The important thing to know about Billy Cobb is that he was intensely earnest about the craft of which he was a master. He loved it and revered it and lived for it only. If you believe that you may then understand better how the things that happened to him came about as they did, and perhaps--perhaps--you may think you perceive why.

It has just been said that Cobb lived only for his profession. That should be qualified. There was a brief period when he lived only for Jennie.

Until Jennie appeared Cobb had regarded women with the same indifferent toleration that bespoke his attitude toward everything else outside the level frontiers of the airdrome. But Jennie was of the air herself. She commanded devotion the minute he set eyes on her. He was born to Jennie just as he had been born to the air.

It was on a bright May morning at Langstrom Field--this was three years ago, remember--that they discovered each other and for all spiritual purposes were instantly merged into unity. Billy had just come from officers' call at headquarters where he had met the new C. O.--not for the first time in his life. The old C. O., a man named Weifer, to Billy's intense gratification had departed to a staff detail with the D. M. A. the night before.

"Staff is right!" mused Billy, reflecting on the demerits of the departed. "But cane or crutch would be more accurate. He needed one to keep his wings from limping. The big kiwi!"

Now a kiwi, "for the information of all concerned," as the technical bulletins put it, is the human counterpart of a certain type of training plane with reduced wing surface which roars like a lion but never leaves the ground.

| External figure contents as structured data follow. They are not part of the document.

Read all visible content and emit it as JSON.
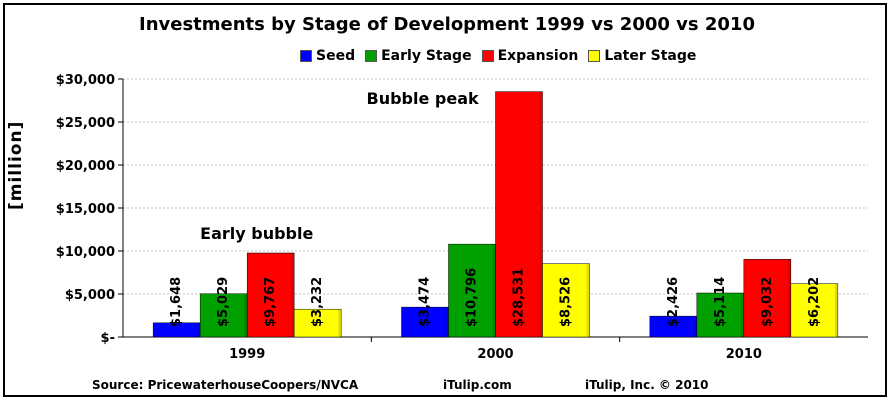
{
  "chart_data": {
    "type": "bar",
    "title": "Investments by Stage of Development 1999 vs 2000 vs 2010",
    "ylabel": "[million]",
    "xlabel": "",
    "categories": [
      "1999",
      "2000",
      "2010"
    ],
    "series": [
      {
        "name": "Seed",
        "color": "#0000ff",
        "values": [
          1648,
          3474,
          2426
        ],
        "labels": [
          "$1,648",
          "$3,474",
          "$2,426"
        ]
      },
      {
        "name": "Early Stage",
        "color": "#00a000",
        "values": [
          5029,
          10796,
          5114
        ],
        "labels": [
          "$5,029",
          "$10,796",
          "$5,114"
        ]
      },
      {
        "name": "Expansion",
        "color": "#ff0000",
        "values": [
          9767,
          28531,
          9032
        ],
        "labels": [
          "$9,767",
          "$28,531",
          "$9,032"
        ]
      },
      {
        "name": "Later Stage",
        "color": "#ffff00",
        "values": [
          3232,
          8526,
          6202
        ],
        "labels": [
          "$3,232",
          "$8,526",
          "$6,202"
        ]
      }
    ],
    "ylim": [
      0,
      30000
    ],
    "yticks": [
      0,
      5000,
      10000,
      15000,
      20000,
      25000,
      30000
    ],
    "ytick_labels": [
      "$-",
      "$5,000",
      "$10,000",
      "$15,000",
      "$20,000",
      "$25,000",
      "$30,000"
    ],
    "grid": true,
    "legend_position": "top",
    "annotations": [
      {
        "text": "Early bubble",
        "category": "1999",
        "value": 12000
      },
      {
        "text": "Bubble peak",
        "category": "2000",
        "value": 28500
      }
    ]
  },
  "footer": {
    "source": "Source: PricewaterhouseCoopers/NVCA",
    "site": "iTulip.com",
    "copyright": "iTulip, Inc. © 2010"
  }
}
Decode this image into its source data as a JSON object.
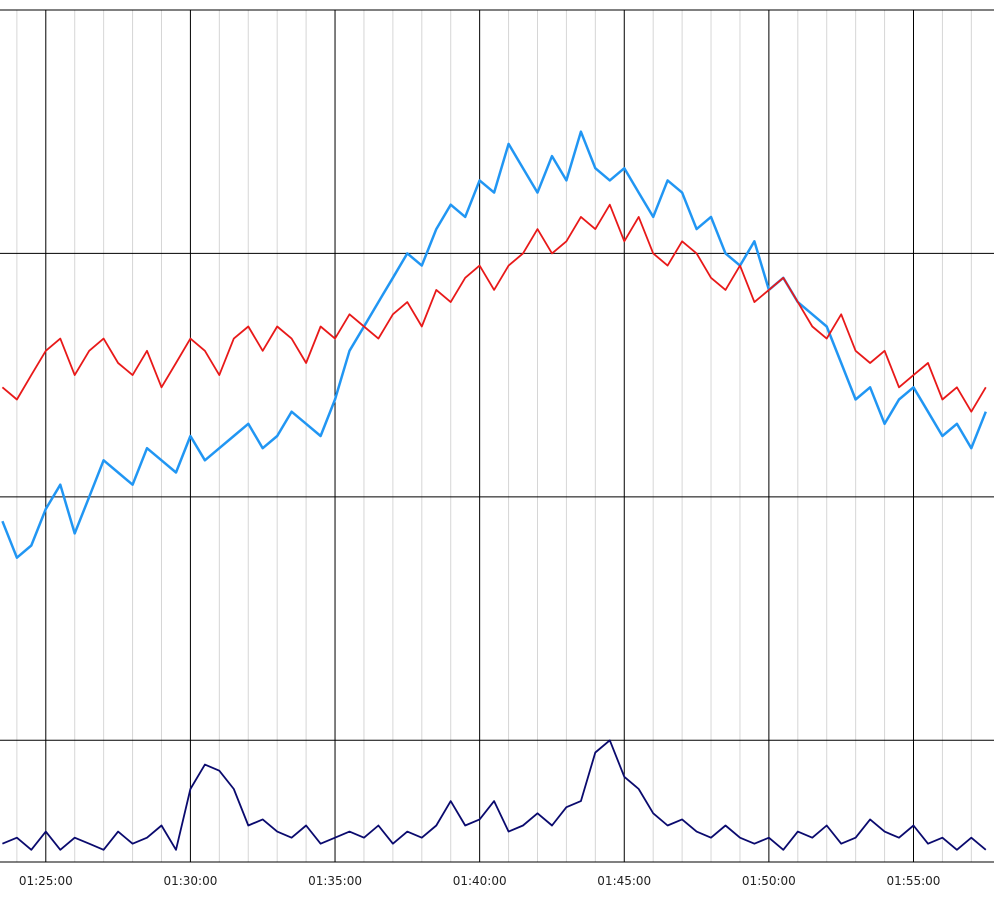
{
  "chart_data": {
    "type": "line",
    "title": "",
    "xlabel": "",
    "ylabel": "",
    "x_ticks": [
      "01:25:00",
      "01:30:00",
      "01:35:00",
      "01:40:00",
      "01:45:00",
      "01:50:00",
      "01:55:00"
    ],
    "x_range": [
      "01:23:25",
      "01:57:47"
    ],
    "minor_grid_interval_seconds": 60,
    "major_grid_interval_seconds": 300,
    "y_range": [
      0,
      7
    ],
    "y_gridlines": [
      1,
      3,
      5,
      7
    ],
    "y_tick_labels_shown": false,
    "legend": "none",
    "grid": true,
    "series": [
      {
        "color": "#2196F3",
        "x": [
          "01:23:30",
          "01:24:00",
          "01:24:30",
          "01:25:00",
          "01:25:30",
          "01:26:00",
          "01:26:30",
          "01:27:00",
          "01:27:30",
          "01:28:00",
          "01:28:30",
          "01:29:00",
          "01:29:30",
          "01:30:00",
          "01:30:30",
          "01:31:00",
          "01:31:30",
          "01:32:00",
          "01:32:30",
          "01:33:00",
          "01:33:30",
          "01:34:00",
          "01:34:30",
          "01:35:00",
          "01:35:30",
          "01:36:00",
          "01:36:30",
          "01:37:00",
          "01:37:30",
          "01:38:00",
          "01:38:30",
          "01:39:00",
          "01:39:30",
          "01:40:00",
          "01:40:30",
          "01:41:00",
          "01:41:30",
          "01:42:00",
          "01:42:30",
          "01:43:00",
          "01:43:30",
          "01:44:00",
          "01:44:30",
          "01:45:00",
          "01:45:30",
          "01:46:00",
          "01:46:30",
          "01:47:00",
          "01:47:30",
          "01:48:00",
          "01:48:30",
          "01:49:00",
          "01:49:30",
          "01:50:00",
          "01:50:30",
          "01:51:00",
          "01:51:30",
          "01:52:00",
          "01:52:30",
          "01:53:00",
          "01:53:30",
          "01:54:00",
          "01:54:30",
          "01:55:00",
          "01:55:30",
          "01:56:00",
          "01:56:30",
          "01:57:00",
          "01:57:30"
        ],
        "values": [
          2.8,
          2.5,
          2.6,
          2.9,
          3.1,
          2.7,
          3.0,
          3.3,
          3.2,
          3.1,
          3.4,
          3.3,
          3.2,
          3.5,
          3.3,
          3.4,
          3.5,
          3.6,
          3.4,
          3.5,
          3.7,
          3.6,
          3.5,
          3.8,
          4.2,
          4.4,
          4.6,
          4.8,
          5.0,
          4.9,
          5.2,
          5.4,
          5.3,
          5.6,
          5.5,
          5.9,
          5.7,
          5.5,
          5.8,
          5.6,
          6.0,
          5.7,
          5.6,
          5.7,
          5.5,
          5.3,
          5.6,
          5.5,
          5.2,
          5.3,
          5.0,
          4.9,
          5.1,
          4.7,
          4.8,
          4.6,
          4.5,
          4.4,
          4.1,
          3.8,
          3.9,
          3.6,
          3.8,
          3.9,
          3.7,
          3.5,
          3.6,
          3.4,
          3.7
        ]
      },
      {
        "color": "#E81919",
        "x": [
          "01:23:30",
          "01:24:00",
          "01:24:30",
          "01:25:00",
          "01:25:30",
          "01:26:00",
          "01:26:30",
          "01:27:00",
          "01:27:30",
          "01:28:00",
          "01:28:30",
          "01:29:00",
          "01:29:30",
          "01:30:00",
          "01:30:30",
          "01:31:00",
          "01:31:30",
          "01:32:00",
          "01:32:30",
          "01:33:00",
          "01:33:30",
          "01:34:00",
          "01:34:30",
          "01:35:00",
          "01:35:30",
          "01:36:00",
          "01:36:30",
          "01:37:00",
          "01:37:30",
          "01:38:00",
          "01:38:30",
          "01:39:00",
          "01:39:30",
          "01:40:00",
          "01:40:30",
          "01:41:00",
          "01:41:30",
          "01:42:00",
          "01:42:30",
          "01:43:00",
          "01:43:30",
          "01:44:00",
          "01:44:30",
          "01:45:00",
          "01:45:30",
          "01:46:00",
          "01:46:30",
          "01:47:00",
          "01:47:30",
          "01:48:00",
          "01:48:30",
          "01:49:00",
          "01:49:30",
          "01:50:00",
          "01:50:30",
          "01:51:00",
          "01:51:30",
          "01:52:00",
          "01:52:30",
          "01:53:00",
          "01:53:30",
          "01:54:00",
          "01:54:30",
          "01:55:00",
          "01:55:30",
          "01:56:00",
          "01:56:30",
          "01:57:00",
          "01:57:30"
        ],
        "values": [
          3.9,
          3.8,
          4.0,
          4.2,
          4.3,
          4.0,
          4.2,
          4.3,
          4.1,
          4.0,
          4.2,
          3.9,
          4.1,
          4.3,
          4.2,
          4.0,
          4.3,
          4.4,
          4.2,
          4.4,
          4.3,
          4.1,
          4.4,
          4.3,
          4.5,
          4.4,
          4.3,
          4.5,
          4.6,
          4.4,
          4.7,
          4.6,
          4.8,
          4.9,
          4.7,
          4.9,
          5.0,
          5.2,
          5.0,
          5.1,
          5.3,
          5.2,
          5.4,
          5.1,
          5.3,
          5.0,
          4.9,
          5.1,
          5.0,
          4.8,
          4.7,
          4.9,
          4.6,
          4.7,
          4.8,
          4.6,
          4.4,
          4.3,
          4.5,
          4.2,
          4.1,
          4.2,
          3.9,
          4.0,
          4.1,
          3.8,
          3.9,
          3.7,
          3.9
        ]
      },
      {
        "color": "#0A0A6E",
        "x": [
          "01:23:30",
          "01:24:00",
          "01:24:30",
          "01:25:00",
          "01:25:30",
          "01:26:00",
          "01:26:30",
          "01:27:00",
          "01:27:30",
          "01:28:00",
          "01:28:30",
          "01:29:00",
          "01:29:30",
          "01:30:00",
          "01:30:30",
          "01:31:00",
          "01:31:30",
          "01:32:00",
          "01:32:30",
          "01:33:00",
          "01:33:30",
          "01:34:00",
          "01:34:30",
          "01:35:00",
          "01:35:30",
          "01:36:00",
          "01:36:30",
          "01:37:00",
          "01:37:30",
          "01:38:00",
          "01:38:30",
          "01:39:00",
          "01:39:30",
          "01:40:00",
          "01:40:30",
          "01:41:00",
          "01:41:30",
          "01:42:00",
          "01:42:30",
          "01:43:00",
          "01:43:30",
          "01:44:00",
          "01:44:30",
          "01:45:00",
          "01:45:30",
          "01:46:00",
          "01:46:30",
          "01:47:00",
          "01:47:30",
          "01:48:00",
          "01:48:30",
          "01:49:00",
          "01:49:30",
          "01:50:00",
          "01:50:30",
          "01:51:00",
          "01:51:30",
          "01:52:00",
          "01:52:30",
          "01:53:00",
          "01:53:30",
          "01:54:00",
          "01:54:30",
          "01:55:00",
          "01:55:30",
          "01:56:00",
          "01:56:30",
          "01:57:00",
          "01:57:30"
        ],
        "values": [
          0.15,
          0.2,
          0.1,
          0.25,
          0.1,
          0.2,
          0.15,
          0.1,
          0.25,
          0.15,
          0.2,
          0.3,
          0.1,
          0.6,
          0.8,
          0.75,
          0.6,
          0.3,
          0.35,
          0.25,
          0.2,
          0.3,
          0.15,
          0.2,
          0.25,
          0.2,
          0.3,
          0.15,
          0.25,
          0.2,
          0.3,
          0.5,
          0.3,
          0.35,
          0.5,
          0.25,
          0.3,
          0.4,
          0.3,
          0.45,
          0.5,
          0.9,
          1.0,
          0.7,
          0.6,
          0.4,
          0.3,
          0.35,
          0.25,
          0.2,
          0.3,
          0.2,
          0.15,
          0.2,
          0.1,
          0.25,
          0.2,
          0.3,
          0.15,
          0.2,
          0.35,
          0.25,
          0.2,
          0.3,
          0.15,
          0.2,
          0.1,
          0.2,
          0.1
        ]
      }
    ]
  }
}
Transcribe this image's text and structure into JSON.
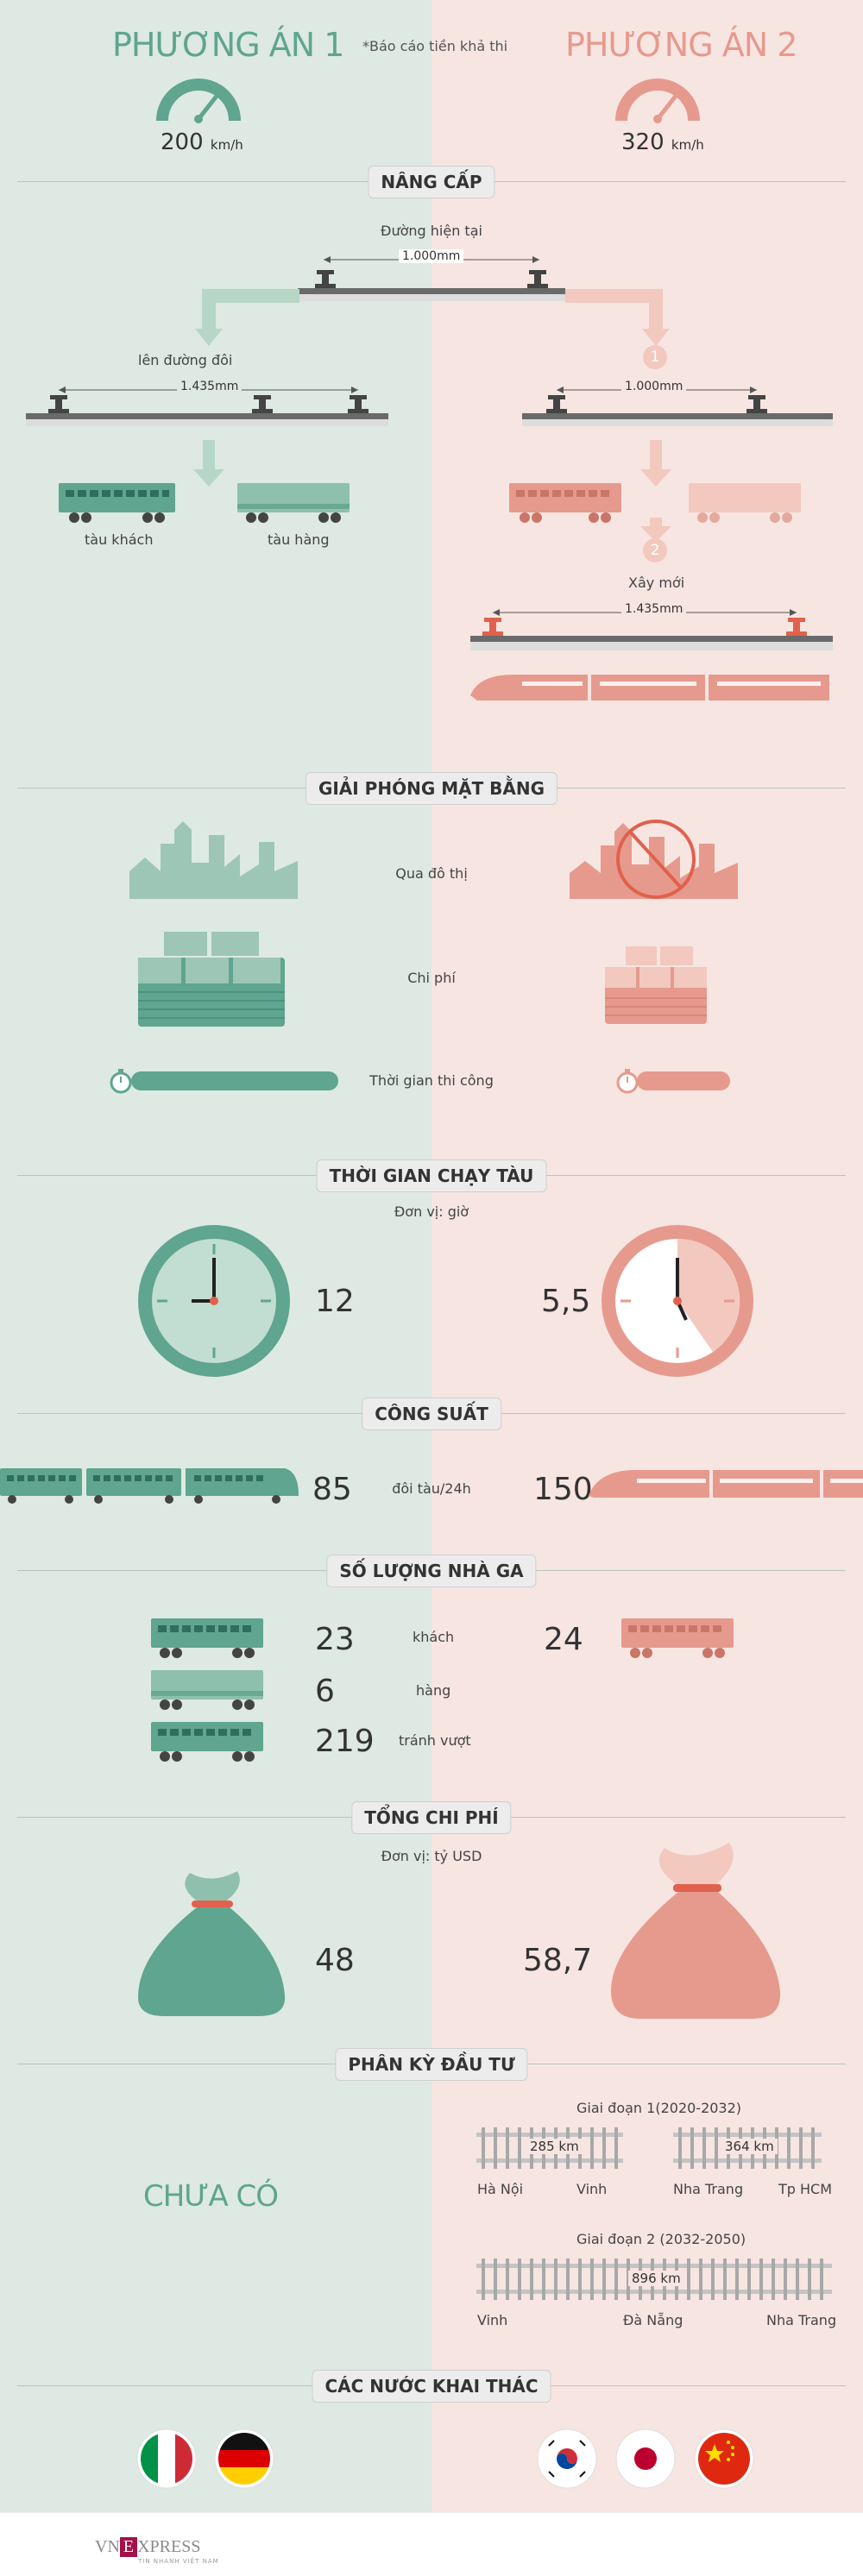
{
  "header": {
    "option1_title": "PHƯƠNG ÁN 1",
    "option2_title": "PHƯƠNG ÁN 2",
    "note": "*Báo cáo tiền khả thi",
    "option1_speed": "200",
    "option2_speed": "320",
    "speed_unit": "km/h"
  },
  "upgrade": {
    "title": "NÂNG CẤP",
    "current_track": "Đường hiện tại",
    "gauge_1000": "1.000mm",
    "double_track": "lên đường đôi",
    "gauge_1435": "1.435mm",
    "passenger_train": "tàu khách",
    "freight_train": "tàu hàng",
    "step1": "1",
    "step2": "2",
    "right_gauge_1000": "1.000mm",
    "new_build": "Xây mới",
    "right_gauge_1435": "1.435mm"
  },
  "clearance": {
    "title": "GIẢI PHÓNG MẶT BẰNG",
    "through_city": "Qua đô thị",
    "cost": "Chi phí",
    "construction_time": "Thời gian thi công",
    "time_bar_option1": 1.0,
    "time_bar_option2": 0.45
  },
  "run_time": {
    "title": "THỜI GIAN CHẠY TÀU",
    "unit": "Đơn vị: giờ",
    "option1": "12",
    "option2": "5,5"
  },
  "capacity": {
    "title": "CÔNG SUẤT",
    "option1": "85",
    "unit": "đôi tàu/24h",
    "option2": "150"
  },
  "stations": {
    "title": "SỐ LƯỢNG NHÀ GA",
    "passenger_count": "23",
    "passenger_label": "khách",
    "passenger_count_opt2": "24",
    "freight_count": "6",
    "freight_label": "hàng",
    "passing_count": "219",
    "passing_label": "tránh vượt"
  },
  "total_cost": {
    "title": "TỔNG CHI PHÍ",
    "unit": "Đơn vị: tỷ USD",
    "option1": "48",
    "option2": "58,7"
  },
  "phasing": {
    "title": "PHÂN KỲ ĐẦU TƯ",
    "none": "CHƯA CÓ",
    "phase1": "Giai đoạn 1(2020-2032)",
    "seg1_km": "285 km",
    "seg1_from": "Hà Nội",
    "seg1_to": "Vinh",
    "seg2_km": "364 km",
    "seg2_from": "Nha Trang",
    "seg2_to": "Tp HCM",
    "phase2": "Giai đoạn 2 (2032-2050)",
    "seg3_km": "896 km",
    "seg3_from": "Vinh",
    "seg3_mid": "Đà Nẵng",
    "seg3_to": "Nha Trang"
  },
  "countries": {
    "title": "CÁC NƯỚC KHAI THÁC"
  },
  "footer": {
    "logo_vn": "VN",
    "logo_e": "E",
    "logo_xpress": "XPRESS",
    "logo_sub": "TIN NHANH VIỆT NAM"
  },
  "colors": {
    "green": "#5fa58f",
    "pink": "#e69a8d",
    "bg_left": "#dde9e2",
    "bg_right": "#f7e5e2"
  }
}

Billy was still thinking anathema on the score of kiwis in general and Weifer in particular when he reached the hangar and was confronted with Jennie. His own scout ship was standing just outside the curtains with the blocks at the wheels and the engine idling gently. The crew chief, Hansen, was in the seat, holding back the stick. A little cloud of dust eddied in the mild backwash of the propeller and blew outward across the green expanse of the field. The little ship was straining at her blocks and vibrating just a trifle along her stubby fuselage as a whippet strains at the leash and trembles at the haunches on the scratch line. She was settled back taut against her stocky tail skid, with her landing gear gathered in a crouch beneath her stream-lined belly and her nose lifted eagerly toward a perky white cloud that drifted temptingly across the blue of a tender spring sky. Her four varnished wings--she was a biplane--stretched out, it seemed to Cobb as he came up, in a pathetic gesture of appeal to be off.